“Families, in all the diverse patterns, sizes, creeds and colors they come in, are, indeed, the heart and soul of our society.” – John DeFrain (2001) Beliefs about Families and the Human Experience There is no one way to define a family. While looking at Dictionary.com, one would find many different definitions of the word “family:” some involving children, some including phrases such as “related by blood,” and a wide array of other definitions. My definition of a family is based on the importance of the members making up the family. A family can be whatever the individuals themselves consider it to be. They are their own definition. An established relationship between two or more persons based on the importance of the individuals in the relationship stands as a foundation for what I believe a family is defined as. The family can consist of husbands, wives, children, grandparents, aunts, uncles, etc. I feel that family is an important part of life and without my family, I would not be where I am today. Family provides the amount of support and love one needs to become successful.
Purposes of FLE
Family Life Educators are important to our society because they provide the knowledge necessary to have a successful family life. Family Life Education is found in many different settings and is helpful to a number of different populations. Although Family Life Educators should not be too “interventionist,” I believe they need the necessary problem-solving skills in order to achieve success with each individual they are working with.
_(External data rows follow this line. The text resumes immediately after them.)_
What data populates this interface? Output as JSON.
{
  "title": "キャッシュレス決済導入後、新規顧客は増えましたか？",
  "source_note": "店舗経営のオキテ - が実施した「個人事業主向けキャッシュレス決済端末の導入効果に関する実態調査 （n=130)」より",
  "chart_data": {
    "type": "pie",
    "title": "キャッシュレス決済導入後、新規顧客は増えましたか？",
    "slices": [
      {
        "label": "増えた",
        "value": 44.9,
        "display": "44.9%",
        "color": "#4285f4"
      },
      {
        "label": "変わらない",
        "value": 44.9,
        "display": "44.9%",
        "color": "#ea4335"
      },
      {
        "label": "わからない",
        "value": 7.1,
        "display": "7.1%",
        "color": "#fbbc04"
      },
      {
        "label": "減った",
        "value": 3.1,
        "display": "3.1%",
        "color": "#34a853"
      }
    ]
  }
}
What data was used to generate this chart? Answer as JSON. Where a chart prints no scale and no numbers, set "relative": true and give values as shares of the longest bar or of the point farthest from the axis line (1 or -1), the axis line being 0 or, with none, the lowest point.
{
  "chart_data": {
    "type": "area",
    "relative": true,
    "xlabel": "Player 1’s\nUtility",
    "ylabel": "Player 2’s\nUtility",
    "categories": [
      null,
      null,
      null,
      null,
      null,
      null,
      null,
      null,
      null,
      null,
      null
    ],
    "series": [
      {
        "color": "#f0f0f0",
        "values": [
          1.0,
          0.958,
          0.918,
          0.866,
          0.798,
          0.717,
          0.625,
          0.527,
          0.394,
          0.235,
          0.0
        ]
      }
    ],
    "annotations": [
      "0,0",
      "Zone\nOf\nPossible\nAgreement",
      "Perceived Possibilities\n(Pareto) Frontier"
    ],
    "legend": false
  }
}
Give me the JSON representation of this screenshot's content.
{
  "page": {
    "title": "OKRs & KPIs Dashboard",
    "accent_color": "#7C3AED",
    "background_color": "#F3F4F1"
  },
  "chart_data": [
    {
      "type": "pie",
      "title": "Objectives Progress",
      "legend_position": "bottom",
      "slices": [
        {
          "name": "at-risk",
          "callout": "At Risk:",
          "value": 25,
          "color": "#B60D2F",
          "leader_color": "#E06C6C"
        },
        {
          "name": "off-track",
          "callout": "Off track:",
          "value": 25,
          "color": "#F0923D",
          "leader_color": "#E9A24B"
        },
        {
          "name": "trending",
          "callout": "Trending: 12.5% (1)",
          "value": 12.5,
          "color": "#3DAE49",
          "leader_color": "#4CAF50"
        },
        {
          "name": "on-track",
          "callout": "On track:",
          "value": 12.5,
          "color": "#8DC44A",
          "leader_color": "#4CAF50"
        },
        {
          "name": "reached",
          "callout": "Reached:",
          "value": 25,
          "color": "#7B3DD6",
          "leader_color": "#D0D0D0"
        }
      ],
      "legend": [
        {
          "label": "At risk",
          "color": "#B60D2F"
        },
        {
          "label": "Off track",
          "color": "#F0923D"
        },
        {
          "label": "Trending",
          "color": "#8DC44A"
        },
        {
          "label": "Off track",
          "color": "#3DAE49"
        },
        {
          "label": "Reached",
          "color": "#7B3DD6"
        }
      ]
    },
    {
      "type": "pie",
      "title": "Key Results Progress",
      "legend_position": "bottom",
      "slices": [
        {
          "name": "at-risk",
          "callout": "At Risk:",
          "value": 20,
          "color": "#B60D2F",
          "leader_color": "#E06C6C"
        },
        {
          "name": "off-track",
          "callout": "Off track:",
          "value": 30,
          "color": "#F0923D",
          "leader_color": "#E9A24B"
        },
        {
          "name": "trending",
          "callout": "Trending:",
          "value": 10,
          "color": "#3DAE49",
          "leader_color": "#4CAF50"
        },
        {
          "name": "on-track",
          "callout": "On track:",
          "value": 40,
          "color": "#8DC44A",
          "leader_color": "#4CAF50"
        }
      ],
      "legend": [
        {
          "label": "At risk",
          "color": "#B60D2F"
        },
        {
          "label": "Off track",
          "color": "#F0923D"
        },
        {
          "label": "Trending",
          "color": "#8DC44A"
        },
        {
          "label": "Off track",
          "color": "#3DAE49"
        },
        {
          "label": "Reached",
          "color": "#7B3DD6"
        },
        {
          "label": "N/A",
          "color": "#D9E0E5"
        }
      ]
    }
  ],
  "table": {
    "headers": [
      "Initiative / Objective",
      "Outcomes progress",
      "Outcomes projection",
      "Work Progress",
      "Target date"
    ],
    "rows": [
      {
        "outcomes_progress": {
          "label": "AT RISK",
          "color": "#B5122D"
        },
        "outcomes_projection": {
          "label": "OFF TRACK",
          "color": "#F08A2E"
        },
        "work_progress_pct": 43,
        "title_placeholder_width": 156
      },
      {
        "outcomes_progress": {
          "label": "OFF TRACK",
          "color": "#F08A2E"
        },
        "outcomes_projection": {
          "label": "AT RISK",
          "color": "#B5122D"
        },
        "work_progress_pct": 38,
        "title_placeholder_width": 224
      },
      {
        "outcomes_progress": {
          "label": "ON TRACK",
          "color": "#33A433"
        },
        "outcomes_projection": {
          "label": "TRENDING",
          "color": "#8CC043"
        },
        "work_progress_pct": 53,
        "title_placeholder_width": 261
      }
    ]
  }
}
Family Life Educators exist to provide insight on what it takes to have a successful family life in regards to life events that may occur. Family Life Educators take on the role of helping to prevent problems before they arrive, or demonstrate more positive ways to deal with problems once they arise.
Beliefs about Content of Outreach FLE
Families need to know the research and information about what is correct and incorrect in terms of family life. At the same time, they may have experiences that have led them to a way of thinking that may or may not be correct. If a Family Life Educator has strong values about a certain topic, he or she may feel the need to spread awareness and education about that topic to families. The Family Life Educator should, however, leave out his or her own personal biases when working with families. For example: say a Family Life Educator is pro-life, rejecting the idea of aborting a fetus. That Family Life Educator may choose to focus on topics such as the adoption process, single parent living, or resources in the community for young mothers. This is just one example of the many topics Family Life Educators can teach families about. They are there to give information and spread their knowledge of families to better both the individual and the family as a whole.
Process of Learning for Families in Outreach Settings
I believe that families and individuals learn most effectively by setting precise learning goals. Setting goals for oneself and one’s family is very important when dealing with life events that may impact the family.